I cannot wrap my head around this PROMELA problem: I have N processes ("pc") which may both send and receive messages over a channel ("to_pc"). Each process has its own channel over which it receives messages. For a process to be able to receive, I have to keep it in a loop which checks the channel for incoming messages. As a second loop option the process sends a message to all other channels.

However, in simulation mode, this always causes a timeout, without anything being sent at all. My theory so far is that I created a deadlock where all processes want to send at once, causing them all to be unable to receive (since they are stuck in their "send" part of the code).

So far I have been unable to resolve this problem. I have tried to use a global variable as a semaphore to "forbid" sending, so that only one channel may send. However, this did not change the results. My only other idea is to use a timeout as the trigger for the sending, but this does not seem right to me at all.

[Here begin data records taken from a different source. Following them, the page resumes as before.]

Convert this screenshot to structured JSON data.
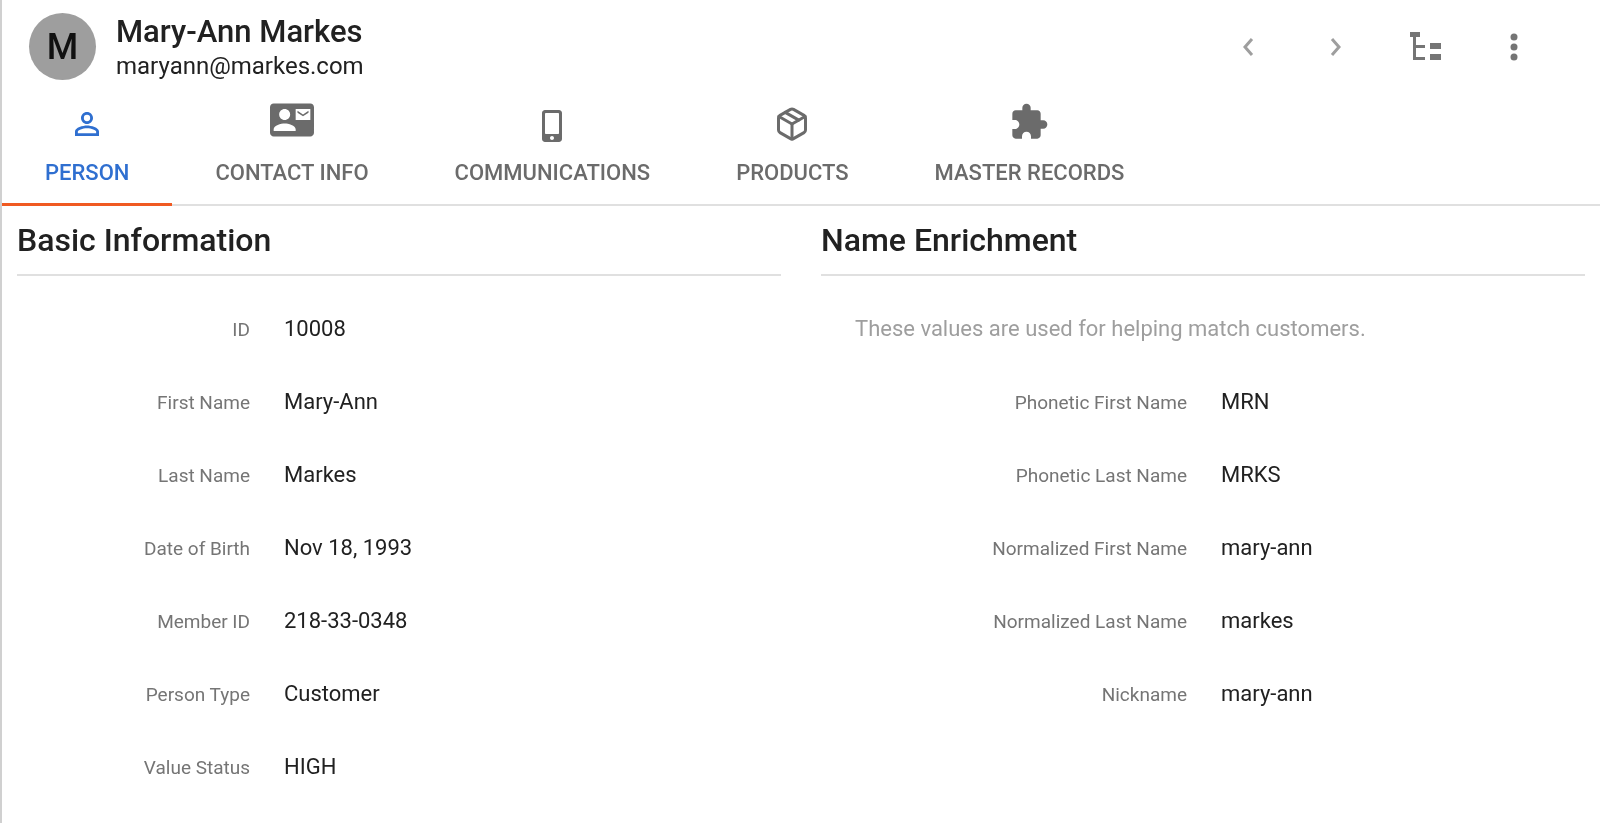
{
  "header": {
    "avatar_letter": "M",
    "name": "Mary-Ann Markes",
    "email": "maryann@markes.com"
  },
  "tabs": [
    {
      "label": "PERSON",
      "selected": true
    },
    {
      "label": "CONTACT INFO",
      "selected": false
    },
    {
      "label": "COMMUNICATIONS",
      "selected": false
    },
    {
      "label": "PRODUCTS",
      "selected": false
    },
    {
      "label": "MASTER RECORDS",
      "selected": false
    }
  ],
  "basic_information": {
    "title": "Basic Information",
    "fields": [
      {
        "label": "ID",
        "value": "10008"
      },
      {
        "label": "First Name",
        "value": "Mary-Ann"
      },
      {
        "label": "Last Name",
        "value": "Markes"
      },
      {
        "label": "Date of Birth",
        "value": "Nov 18, 1993"
      },
      {
        "label": "Member ID",
        "value": "218-33-0348"
      },
      {
        "label": "Person Type",
        "value": "Customer"
      },
      {
        "label": "Value Status",
        "value": "HIGH"
      }
    ]
  },
  "name_enrichment": {
    "title": "Name Enrichment",
    "description": "These values are used for helping match customers.",
    "fields": [
      {
        "label": "Phonetic First Name",
        "value": "MRN"
      },
      {
        "label": "Phonetic Last Name",
        "value": "MRKS"
      },
      {
        "label": "Normalized First Name",
        "value": "mary-ann"
      },
      {
        "label": "Normalized Last Name",
        "value": "markes"
      },
      {
        "label": "Nickname",
        "value": "mary-ann"
      }
    ]
  }
}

Any ideas? Thanks in advance!

#define N 4

mtype={request,reply}

typedef message {
    mtype type;
    byte target;
    byte sender;
};

chan to_pc[N] = [0] of {message}

inline send() {
    byte j = 0;
    for (j : 0 .. N-1) {
        if
        :: j != address ->
            to_pc[j]!msg;
        :: else;
        fi
    }
}

active [N] proctype pc(){
    byte address = _pid;
    message msg;

    do
    :: to_pc[address]?msg -> /* Here I am receiving a message. */
        if
        ::msg.type == request->
            if
            :: msg.target == address ->
                d_step {
                    msg.target = msg.sender
                    msg.sender = address;
                    msg.type = reply;
                }
                send();
            :: else
            fi
        :: msg.type == reply;
        :: else;
        fi
    :: /* Here I want to send a message! */
        d_step {
            msg.target = (address + 1) % N;
            msg.sender = address;
            msg.type = request;
        }
        send();
    od
};

Solution

  • I can write a full-fledged working version of your source code if you want, but perhaps it is sufficient to highlight the source of the issue you are dealing with and let you have fun solving it.


    Branching Rules

    • any branch with an executable condition can be taken, non-deterministically
    • if there is no branch with an executable condition, the else branch is taken
    • if there is no branch with an executable condition and no else branch, then the process hangs till when one of the conditions becomes true

    Consider this

    1: if
    2:    :: in?stuff -> ...
    3:    :: out!stuff -> ...
    4: fi
    

    where in and out are both synchronous channels (size is 0).

    Then

    • if someone is sending on the other end of in then in?stuff is executable, otherwise it is not
    • if someone is receiving on the other end of out then out!stuff is executable, otherwise it is not
    • the process blocks at line 1: up until when at least one of the two conditions is executable.

    Compare that code to this

    1: if
    2:    :: true -> in?stuff; ...
    3:    :: true -> out!stuff; ...
    4: fi
    

    where in and out are again synchronous channels (size is 0).

    Then

    • both branches have an executable condition (true)
    • the process immediately commits itself to either send or receive something, by non-deterministically choosing to execute a branch either at line 2: or 3:
    • if the process chooses 2: then it blocks if in?stuff is not executable, even when out!stuff would be executable
    • if the process chooses 3: then it blocks if out!stuff is not executable, even when in!stuff would be executable

    Your code falls in the latter situation, since all the instructions within d_step { } are executable and your process commits to send way too early.


    To sum up: in order to fix your model, you should refactor your code so that it's always possible to jump from send to receive mode and viceversa. Hint: get rid of that inline code, separate the decision to send from actual sending.